March 30th, 2009 · No Comments · Uncategorized

Culture, according to Webster’s Dictionary, refers to “the sum total of the beliefs, accomplishments, and behavior patterns of a group of people.” Culture captures the way in which our collective actions develop into habits, rituals, values, worldviews, and lived-out aspirations.

Each metropolitan area can be associated with a unique set of overarching cultural themes, along with many subcultures. Describing the culture of Knoxville1 is akin to asking the proverbial blind men to describe an elephant: Point of view is everything. Looking at the big picture, Knoxville is a suburban culture with an Anglo-American ethos (with Caucasians making up 88% of Knox County residents).2 That we live in the shadow of the Great Smoky Mountains and on clear days can enjoy their natural beauty seems to exert a certain influence upon us all. We enjoy four distinct seasons and the social rhythms associated with a university town.

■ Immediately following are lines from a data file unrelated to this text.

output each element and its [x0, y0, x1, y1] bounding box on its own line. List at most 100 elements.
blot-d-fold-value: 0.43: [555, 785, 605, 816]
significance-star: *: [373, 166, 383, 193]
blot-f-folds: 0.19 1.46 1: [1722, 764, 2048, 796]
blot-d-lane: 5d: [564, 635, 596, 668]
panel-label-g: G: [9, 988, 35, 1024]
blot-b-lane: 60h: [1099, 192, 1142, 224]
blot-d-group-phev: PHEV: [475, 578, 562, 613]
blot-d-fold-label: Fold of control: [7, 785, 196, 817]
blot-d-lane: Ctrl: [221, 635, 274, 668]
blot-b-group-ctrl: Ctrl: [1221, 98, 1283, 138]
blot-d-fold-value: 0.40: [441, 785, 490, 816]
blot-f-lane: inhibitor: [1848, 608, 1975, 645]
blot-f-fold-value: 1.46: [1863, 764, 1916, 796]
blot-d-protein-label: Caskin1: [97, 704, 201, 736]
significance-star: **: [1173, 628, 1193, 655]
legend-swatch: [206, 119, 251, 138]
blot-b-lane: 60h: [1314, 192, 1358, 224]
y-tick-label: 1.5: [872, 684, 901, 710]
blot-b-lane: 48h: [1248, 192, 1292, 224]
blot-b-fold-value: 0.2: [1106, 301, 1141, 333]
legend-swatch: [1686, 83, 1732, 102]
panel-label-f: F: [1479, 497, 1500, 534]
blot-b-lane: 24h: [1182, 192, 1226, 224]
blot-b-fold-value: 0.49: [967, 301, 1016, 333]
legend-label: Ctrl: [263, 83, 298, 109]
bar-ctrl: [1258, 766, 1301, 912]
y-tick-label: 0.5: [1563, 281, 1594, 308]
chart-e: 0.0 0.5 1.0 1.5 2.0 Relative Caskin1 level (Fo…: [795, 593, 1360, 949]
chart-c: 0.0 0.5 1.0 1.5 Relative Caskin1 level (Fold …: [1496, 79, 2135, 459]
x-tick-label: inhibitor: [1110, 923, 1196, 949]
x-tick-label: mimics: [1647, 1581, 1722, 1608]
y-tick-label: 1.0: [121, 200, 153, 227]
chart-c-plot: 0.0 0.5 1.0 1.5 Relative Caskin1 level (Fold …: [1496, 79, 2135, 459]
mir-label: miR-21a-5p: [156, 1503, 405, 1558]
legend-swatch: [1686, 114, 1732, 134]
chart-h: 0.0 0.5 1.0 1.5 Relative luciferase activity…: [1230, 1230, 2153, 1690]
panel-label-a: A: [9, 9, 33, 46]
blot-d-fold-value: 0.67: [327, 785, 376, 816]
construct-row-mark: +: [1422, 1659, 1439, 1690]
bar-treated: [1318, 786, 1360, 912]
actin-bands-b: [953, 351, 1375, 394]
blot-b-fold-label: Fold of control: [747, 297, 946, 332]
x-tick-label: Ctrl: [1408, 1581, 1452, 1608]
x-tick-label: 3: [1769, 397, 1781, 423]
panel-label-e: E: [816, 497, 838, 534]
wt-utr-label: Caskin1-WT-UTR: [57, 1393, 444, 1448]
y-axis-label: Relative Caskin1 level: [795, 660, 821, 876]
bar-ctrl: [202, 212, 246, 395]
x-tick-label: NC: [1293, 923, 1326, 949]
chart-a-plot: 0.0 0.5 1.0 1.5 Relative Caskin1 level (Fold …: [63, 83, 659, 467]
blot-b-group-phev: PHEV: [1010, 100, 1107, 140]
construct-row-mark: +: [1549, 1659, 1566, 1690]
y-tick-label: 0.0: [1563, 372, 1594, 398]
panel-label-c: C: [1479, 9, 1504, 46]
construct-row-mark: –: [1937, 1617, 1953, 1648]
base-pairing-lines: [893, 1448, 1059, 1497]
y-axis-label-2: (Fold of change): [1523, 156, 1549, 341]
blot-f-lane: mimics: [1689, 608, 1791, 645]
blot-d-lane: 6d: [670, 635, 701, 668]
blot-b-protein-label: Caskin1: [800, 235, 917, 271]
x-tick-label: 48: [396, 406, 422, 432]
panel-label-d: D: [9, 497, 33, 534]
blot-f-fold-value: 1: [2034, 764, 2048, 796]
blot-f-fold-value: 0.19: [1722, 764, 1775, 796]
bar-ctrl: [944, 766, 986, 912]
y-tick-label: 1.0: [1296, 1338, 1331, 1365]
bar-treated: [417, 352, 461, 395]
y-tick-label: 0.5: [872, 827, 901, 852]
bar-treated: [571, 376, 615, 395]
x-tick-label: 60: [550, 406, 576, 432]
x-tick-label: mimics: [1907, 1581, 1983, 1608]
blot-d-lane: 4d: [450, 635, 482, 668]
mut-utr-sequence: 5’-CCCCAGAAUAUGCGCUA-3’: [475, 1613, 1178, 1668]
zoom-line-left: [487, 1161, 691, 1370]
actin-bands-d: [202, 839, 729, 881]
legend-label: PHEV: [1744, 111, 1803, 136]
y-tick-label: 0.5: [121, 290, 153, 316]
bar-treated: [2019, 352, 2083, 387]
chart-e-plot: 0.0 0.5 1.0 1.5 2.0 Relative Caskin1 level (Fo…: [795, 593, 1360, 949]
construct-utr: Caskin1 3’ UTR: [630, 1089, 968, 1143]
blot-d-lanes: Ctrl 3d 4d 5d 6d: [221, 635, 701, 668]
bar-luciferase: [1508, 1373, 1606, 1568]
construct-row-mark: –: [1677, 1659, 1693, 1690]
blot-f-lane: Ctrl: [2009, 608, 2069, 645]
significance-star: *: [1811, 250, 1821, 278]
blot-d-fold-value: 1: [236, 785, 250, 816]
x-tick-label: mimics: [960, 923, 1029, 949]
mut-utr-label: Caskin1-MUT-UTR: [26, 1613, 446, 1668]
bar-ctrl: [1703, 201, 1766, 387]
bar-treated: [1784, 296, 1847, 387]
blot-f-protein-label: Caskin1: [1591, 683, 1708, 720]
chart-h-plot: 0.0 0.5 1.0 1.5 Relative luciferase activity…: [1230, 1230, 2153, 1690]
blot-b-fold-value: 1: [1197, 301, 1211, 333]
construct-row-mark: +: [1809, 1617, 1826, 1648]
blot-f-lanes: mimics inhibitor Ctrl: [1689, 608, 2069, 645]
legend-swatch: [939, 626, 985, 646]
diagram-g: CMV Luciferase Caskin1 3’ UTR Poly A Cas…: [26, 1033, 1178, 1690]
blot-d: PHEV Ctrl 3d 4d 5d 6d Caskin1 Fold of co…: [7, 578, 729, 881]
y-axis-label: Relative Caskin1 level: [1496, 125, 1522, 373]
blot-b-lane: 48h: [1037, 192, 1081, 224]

Like most mid-size cities in America, we are a car culture, producing cataracts of malls, storefronts, and shopping centers. The roar echoing through the heart of Knoxville is the concrete confluence of two of the busiest roads in America, Interstates 75 and 40. Except for a few large corporations, Knoxville’s culture of small businesses fosters a stable local economic environment. The mantra here of “neither boom nor bust” carries over into a conservative approach to money and most everything else–especially art, education, politics and religion. As may be expected on the border of the Deep South, church buildings-mostly Baptist-are everywhere. We are a hard-working and optimistic people principally concerned to provide for our families, but also predisposed to hospitality and compassion.

Knoxville culture plays itself out across city-county lines in clusters of socially, economically, and racially homogenous neighborhoods that extend north along Broadway, south on Chapman Highway, east along Magnolia Avenue, and west down Kingston Pike. With varying degrees of pride and prejudice we self-identify in terms of East, West, North, or South Knoxville. “The Strip” fixes people near the University. “Downtown” has recently re-emerged as a distinct place on Knoxville’s cultural map. These designations connote not only geographic locations but distinct cultural identities within the larger culture of Knoxville, bearing unique commercial, political, social, educational, and religious histories.

Tribalism may be too strong a word, but there might be something to the theory that our regional DNA includes the Scots-Irish penchant for in-fighting. Instead of cooperation, sometimes we encounter territorialism, suspicion and entrenchment. Our cross-cultural devotion to the Large Orange is the one tie that binds us all, through seasons of plenty and of loss.

Yet deep within the soul of our city-like every city-there is a longing for purposive unity, a coherent identity reflective of indigenous assets, a common commitment to a cause larger than our sectional self-interests and more meaningful than UT sports. In this vein, six years of progressive governance under a conscientious City Mayor as well as a sustained push for downtown renewal feels like a fresh, historic wind of civic achievement, corporate unity, and cultural advance. A new spirit of collaboration is at work here, and a genuine sense of excitement and unprecedented hopefulness are in the air.

Will this momentum give way to ingrained cultural habits of sectionalism and pride? Or will God’s people prophetically engage and renew the culture by building on biblical foundations of faith, hope, and love?


 

  1. “Knoxville” in this context includes the larger metro area inclusive of Halls, Farragut, Seymour, and Strawberry Plains.